(Kitco Commentary) - Gold futures have experienced significant gains recently, driven primarily by concerns over President Trump's newly implemented tariff policies and their potential economic impact. After a remarkable rally, recent price action suggests a correction may be on the horizon.
The administration's aggressive trade stance has now materialized into substantial tariffs affecting three of America's largest trading partners. The United States currently imposes a 25% import tariff on goods from Canada and Mexico, along with a 20% tariff on Chinese imports.
Investors are increasingly concerned that these substantial tariffs will drive up consumer prices and accelerate inflation. This apprehension has already pressured the U.S. dollar index lower against its basket of component currencies.
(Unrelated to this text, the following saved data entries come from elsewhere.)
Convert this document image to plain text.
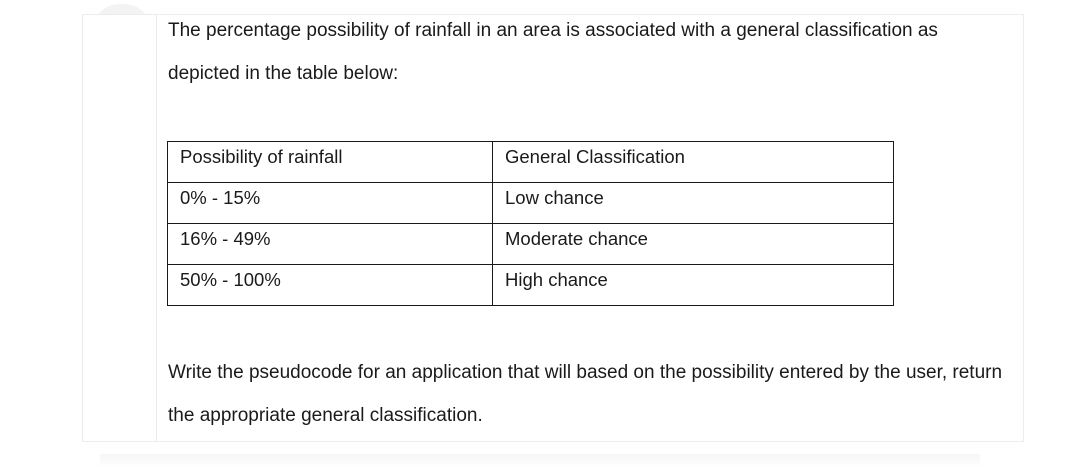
The percentage possibility of rainfall in an area is associated with a general classification as depicted in the table below:

Possibility of rainfall	General Classification
0% - 15%	Low chance
16% - 49%	Moderate chance
50% - 100%	High chance

Write the pseudocode for an application that will based on the possibility entered by the user, return the appropriate general classification.
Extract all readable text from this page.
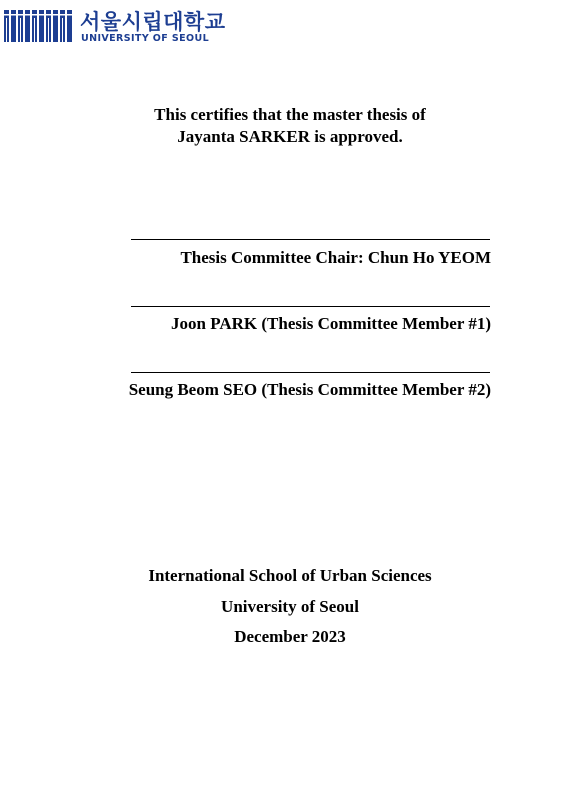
서울시립대학교
UNIVERSITY OF SEOUL
This certifies that the master thesis of
Jayanta SARKER is approved.
Thesis Committee Chair: Chun Ho YEOM
Joon PARK (Thesis Committee Member #1)
Seung Beom SEO (Thesis Committee Member #2)
International School of Urban Sciences
University of Seoul
December 2023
Multiple Factors Driving Gold's Ascent
The price surge in gold futures since December 18 reflects the cumulative impact of several simultaneous concerns. Geopolitical tensions in the Middle East and Ukraine, inflation pressures, growing U.S. fiscal debt, and implementation of Trump's tariff policies have all contributed to the market's movement. This combination of factors has propelled gold futures from approximately $2,620 to $3,065 this month—a remarkable 17% increase.
During this extended rally, only one significant price correction has occurred. From mid-December through late February, gold futures climbed steadily from $2,620 to approximately $2,972.
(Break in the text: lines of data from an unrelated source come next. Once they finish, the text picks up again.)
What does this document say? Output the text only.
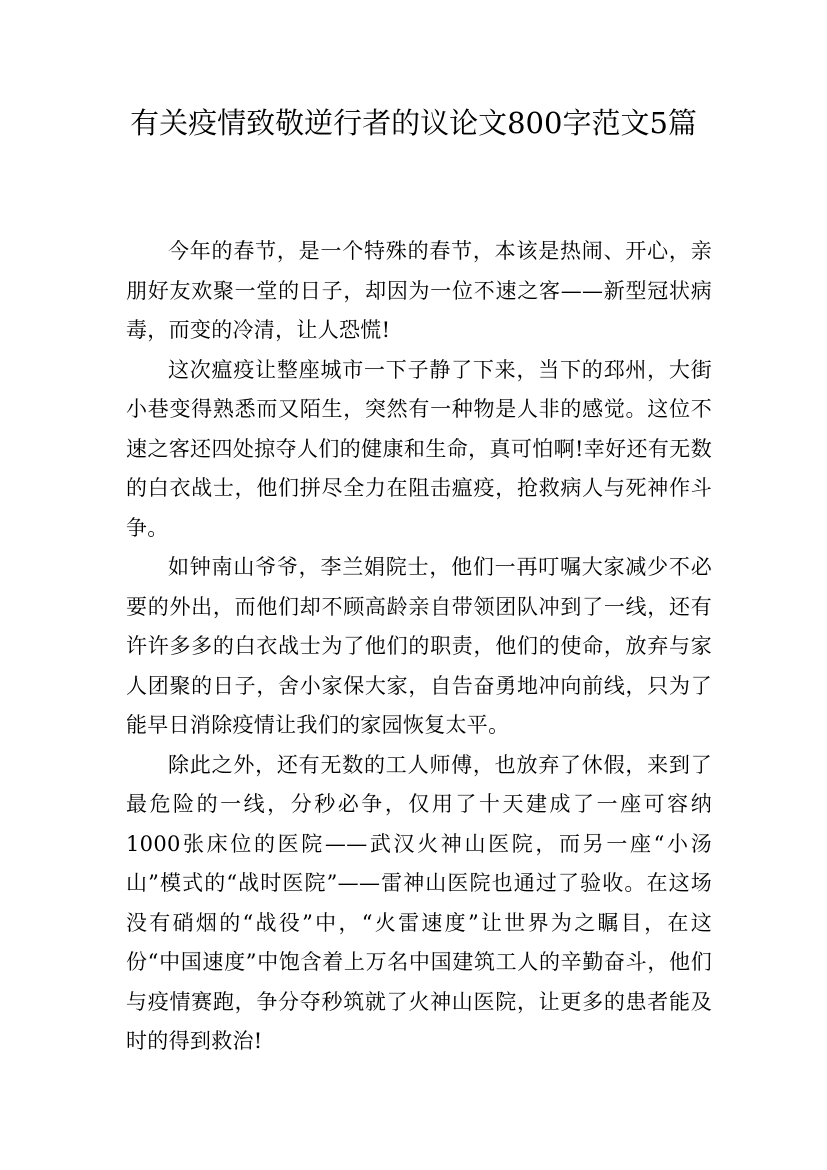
有关疫情致敬逆行者的议论文800字范文5篇

今年的春节，是一个特殊的春节，本该是热闹、开心，亲朋好友欢聚一堂的日子，却因为一位不速之客——新型冠状病毒，而变的冷清，让人恐慌!

这次瘟疫让整座城市一下子静了下来，当下的邳州，大街小巷变得熟悉而又陌生，突然有一种物是人非的感觉。这位不速之客还四处掠夺人们的健康和生命，真可怕啊!幸好还有无数的白衣战士，他们拼尽全力在阻击瘟疫，抢救病人与死神作斗争。

如钟南山爷爷，李兰娟院士，他们一再叮嘱大家减少不必要的外出，而他们却不顾高龄亲自带领团队冲到了一线，还有许许多多的白衣战士为了他们的职责，他们的使命，放弃与家人团聚的日子，舍小家保大家，自告奋勇地冲向前线，只为了能早日消除疫情让我们的家园恢复太平。

除此之外，还有无数的工人师傅，也放弃了休假，来到了最危险的一线，分秒必争，仅用了十天建成了一座可容纳1000张床位的医院——武汉火神山医院，而另一座“小汤山”模式的“战时医院”——雷神山医院也通过了验收。在这场没有硝烟的“战役”中，“火雷速度”让世界为之瞩目，在这份“中国速度”中饱含着上万名中国建筑工人的辛勤奋斗，他们与疫情赛跑，争分夺秒筑就了火神山医院，让更多的患者能及时的得到救治!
The correction began on Monday, February 24, with gold futures losing roughly 4.3% before finding support at $2,843 during the final week of February. This support level marked the end of the correction and the beginning of another rally phase.
Since late February, gold has gained approximately $217, representing a 7.64% advance. However, the last two trading days have shown signs of weakening momentum. Yesterday, the April futures contract declined by $4.70. Today, April gold lost $24.60, trading to a low of $3,004 before recovering to settle at $3,028.20.
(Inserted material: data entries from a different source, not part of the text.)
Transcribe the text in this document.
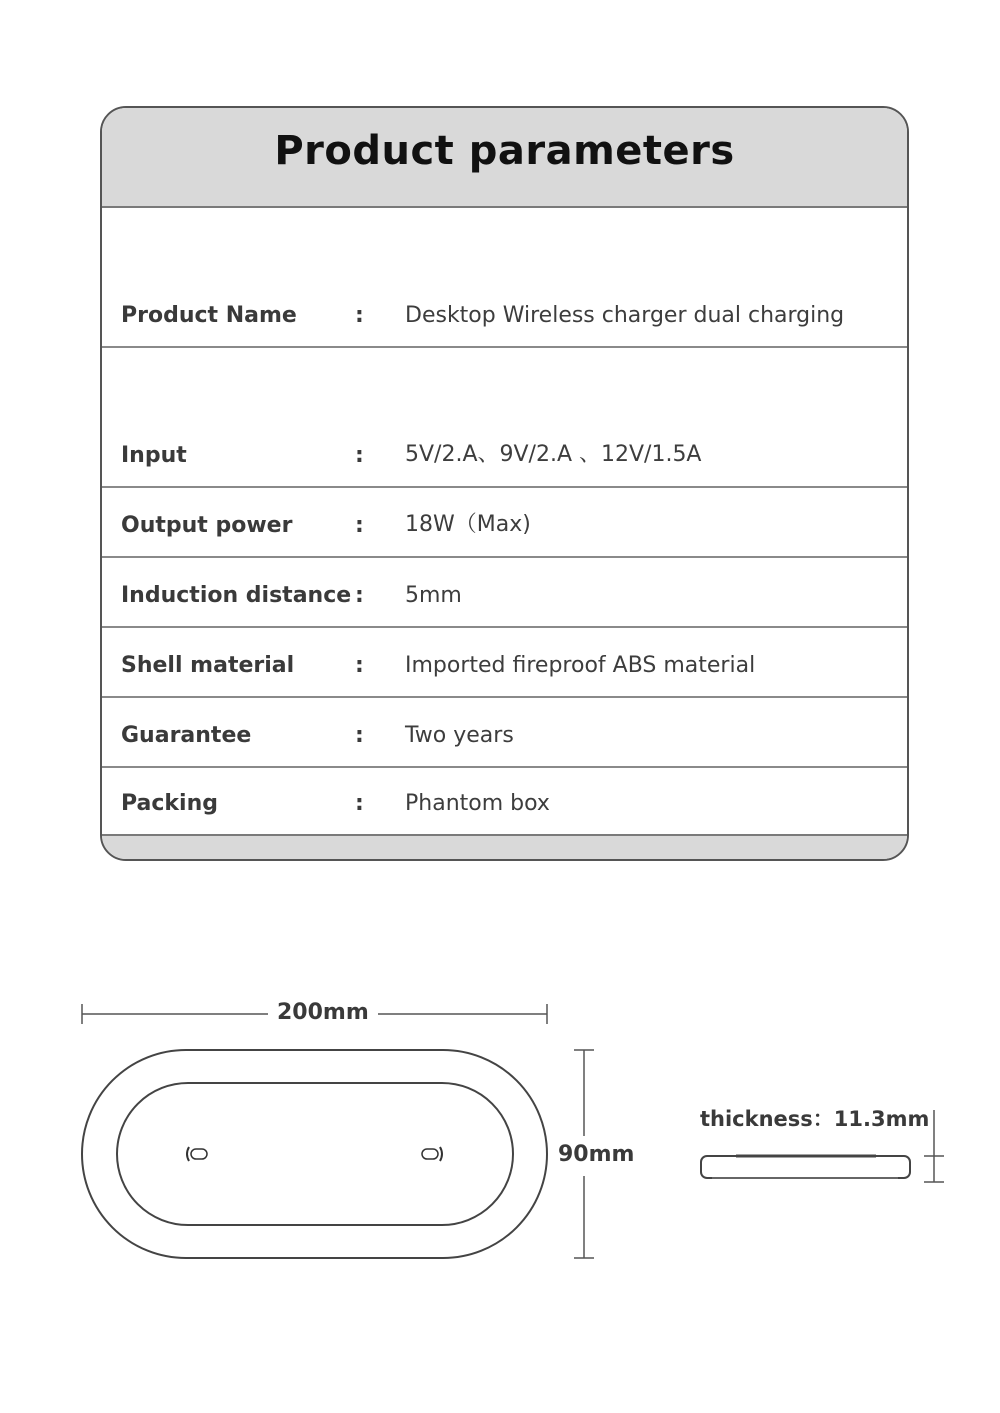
Product parameters
Product Name	: Desktop Wireless charger dual charging
Input	: 5V/2.A、9V/2.A 、12V/1.5A
Output power	: 18W（Max)
Induction distance : 5mm
Shell material	: Imported fireproof ABS material
Guarantee	: Two years
Packing	: Phantom box
200mm
90mm
thickness：11.3mm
Technical Analysis Indicates Potential Support Levels
Using Fibonacci retracement analysis from the recent low of $2,846 to the high of $3,036, several key support levels emerge. The first level to watch is the 23.6% retracement which occurs at $3,012. The next level is the 38.2% retracement at $2,980, followed by the 50% retracement at $2,955.
These technical levels may provide crucial support if the current price weakness continues, potentially marking entry points for investors seeking to capitalize on any temporary pullback in gold's overall upward trajectory. While the fundamental drivers behind gold's rally remain intact, the recent price action suggests market participants should be prepared for a potential correction. Such pullbacks are typical within longer-term bull markets and may present strategic opportunities for investors with a longer time horizon.